O pedido foi feito porque um veículo circulou adesivado pelas ruas de Uberaba fazendo menção ao vereador, o que para o Ministério Público Eleitoral configura prática de propaganda eleitoral extemporânea. Foram apresentadas fotografias de edição do Jornal da Manhã, meio pelo qual a promotoria tomou conhecimento do fato envolvendo veículo adesivado. Em resposta à citação da Justiça, o presidente da Câmara expôs os motivos pelos quais o adesivo foi fixado em seu veículo, afirmou que não se tratava de propaganda eleitoral e retirou o carro imediatamente de circulação.
Em sua decisão, a juíza Andreísa de Alvarenga lembrou que a propaganda eleitoral é permitida somente a partir de 15 de agosto do ano de eleição, conforme disposto no artigo 36, da Lei nº 9.504/1997. “Com a entrada em vigor da Lei nº 13.165/2015, o artigo 36-A trouxe hipóteses que não configuram propaganda eleitoral antecipada, condicionando-as à ausência de pedido explícito de voto, de menção à pretensa candidatura e de exaltação de qualidades pessoais do beneficiado”, esclareceu.
Ainda segundo a magistrada, a nova legislação ampliou as hipóteses em que não é configurada a propaganda eleitoral extemporânea. “Analisados os documentos que comprovam o fato relatado pelo Ministério Público Eleitoral.

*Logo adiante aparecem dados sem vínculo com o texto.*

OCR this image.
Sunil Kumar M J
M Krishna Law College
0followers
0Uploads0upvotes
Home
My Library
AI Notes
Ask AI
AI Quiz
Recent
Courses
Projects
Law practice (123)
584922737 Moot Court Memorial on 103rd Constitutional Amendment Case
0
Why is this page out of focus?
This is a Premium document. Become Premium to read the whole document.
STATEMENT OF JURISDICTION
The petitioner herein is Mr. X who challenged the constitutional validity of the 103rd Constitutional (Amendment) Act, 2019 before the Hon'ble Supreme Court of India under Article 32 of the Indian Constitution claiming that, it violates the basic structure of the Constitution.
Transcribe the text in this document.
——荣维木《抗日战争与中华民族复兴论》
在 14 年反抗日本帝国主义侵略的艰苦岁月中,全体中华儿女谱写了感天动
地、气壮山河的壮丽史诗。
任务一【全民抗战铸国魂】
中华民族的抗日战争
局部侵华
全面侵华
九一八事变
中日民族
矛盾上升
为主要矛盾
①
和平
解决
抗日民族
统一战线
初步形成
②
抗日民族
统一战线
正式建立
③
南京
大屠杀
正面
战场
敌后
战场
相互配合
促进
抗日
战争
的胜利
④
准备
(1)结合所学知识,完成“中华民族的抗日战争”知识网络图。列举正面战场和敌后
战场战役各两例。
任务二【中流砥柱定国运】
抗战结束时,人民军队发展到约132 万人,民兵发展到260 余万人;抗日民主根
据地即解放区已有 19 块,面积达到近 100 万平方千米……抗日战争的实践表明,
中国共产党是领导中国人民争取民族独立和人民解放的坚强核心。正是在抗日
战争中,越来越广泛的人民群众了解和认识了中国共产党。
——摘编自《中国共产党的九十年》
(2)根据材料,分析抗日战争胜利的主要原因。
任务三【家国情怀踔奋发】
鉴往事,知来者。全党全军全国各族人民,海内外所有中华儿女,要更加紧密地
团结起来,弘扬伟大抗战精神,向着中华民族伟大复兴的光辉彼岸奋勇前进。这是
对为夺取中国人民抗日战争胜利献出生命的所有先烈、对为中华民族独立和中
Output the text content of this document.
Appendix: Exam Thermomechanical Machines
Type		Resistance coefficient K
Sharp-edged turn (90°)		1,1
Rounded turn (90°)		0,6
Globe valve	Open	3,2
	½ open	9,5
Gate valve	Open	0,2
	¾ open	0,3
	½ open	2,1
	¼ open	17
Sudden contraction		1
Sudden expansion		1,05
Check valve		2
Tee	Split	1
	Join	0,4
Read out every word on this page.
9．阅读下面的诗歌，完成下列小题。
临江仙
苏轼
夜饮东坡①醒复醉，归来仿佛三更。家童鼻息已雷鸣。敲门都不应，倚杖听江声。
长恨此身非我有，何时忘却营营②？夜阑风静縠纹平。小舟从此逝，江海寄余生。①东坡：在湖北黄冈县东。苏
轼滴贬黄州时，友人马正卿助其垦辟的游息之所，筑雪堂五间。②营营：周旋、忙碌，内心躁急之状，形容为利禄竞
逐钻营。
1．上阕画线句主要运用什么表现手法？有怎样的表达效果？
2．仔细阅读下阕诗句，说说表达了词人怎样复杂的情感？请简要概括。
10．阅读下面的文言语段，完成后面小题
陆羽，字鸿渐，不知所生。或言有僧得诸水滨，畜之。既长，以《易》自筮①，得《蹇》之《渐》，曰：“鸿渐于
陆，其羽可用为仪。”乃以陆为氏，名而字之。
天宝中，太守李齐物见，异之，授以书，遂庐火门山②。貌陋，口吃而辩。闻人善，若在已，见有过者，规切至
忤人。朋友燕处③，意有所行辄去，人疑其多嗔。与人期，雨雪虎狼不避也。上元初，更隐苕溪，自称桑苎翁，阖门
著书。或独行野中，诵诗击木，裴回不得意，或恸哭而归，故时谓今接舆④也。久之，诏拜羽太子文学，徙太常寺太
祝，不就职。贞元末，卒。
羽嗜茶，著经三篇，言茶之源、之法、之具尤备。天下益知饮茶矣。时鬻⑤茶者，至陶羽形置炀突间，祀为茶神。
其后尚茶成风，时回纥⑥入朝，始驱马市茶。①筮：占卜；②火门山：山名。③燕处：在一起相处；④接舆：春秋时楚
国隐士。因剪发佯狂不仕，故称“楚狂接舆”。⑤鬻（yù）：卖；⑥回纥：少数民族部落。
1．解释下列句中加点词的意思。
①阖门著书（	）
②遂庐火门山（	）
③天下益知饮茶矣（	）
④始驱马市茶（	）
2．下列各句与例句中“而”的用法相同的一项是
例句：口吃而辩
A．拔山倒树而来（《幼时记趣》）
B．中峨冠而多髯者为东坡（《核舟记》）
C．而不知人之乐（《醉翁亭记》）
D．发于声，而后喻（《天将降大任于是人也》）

Importante registrar, ainda, que o vereador é figura pública e exerce o cargo de presidente da Câmara Municipal. A utilização de veículo identificado com a foto, o nome e os telefones profissionais do representado para a divulgação de atos parlamentares de sua gestão encontra respaldo legal no artigo 36-A, IV da Lei nº 9.504/1997, não devendo ser reprimida por esta Justiça Especializada”, ressalta a juíza.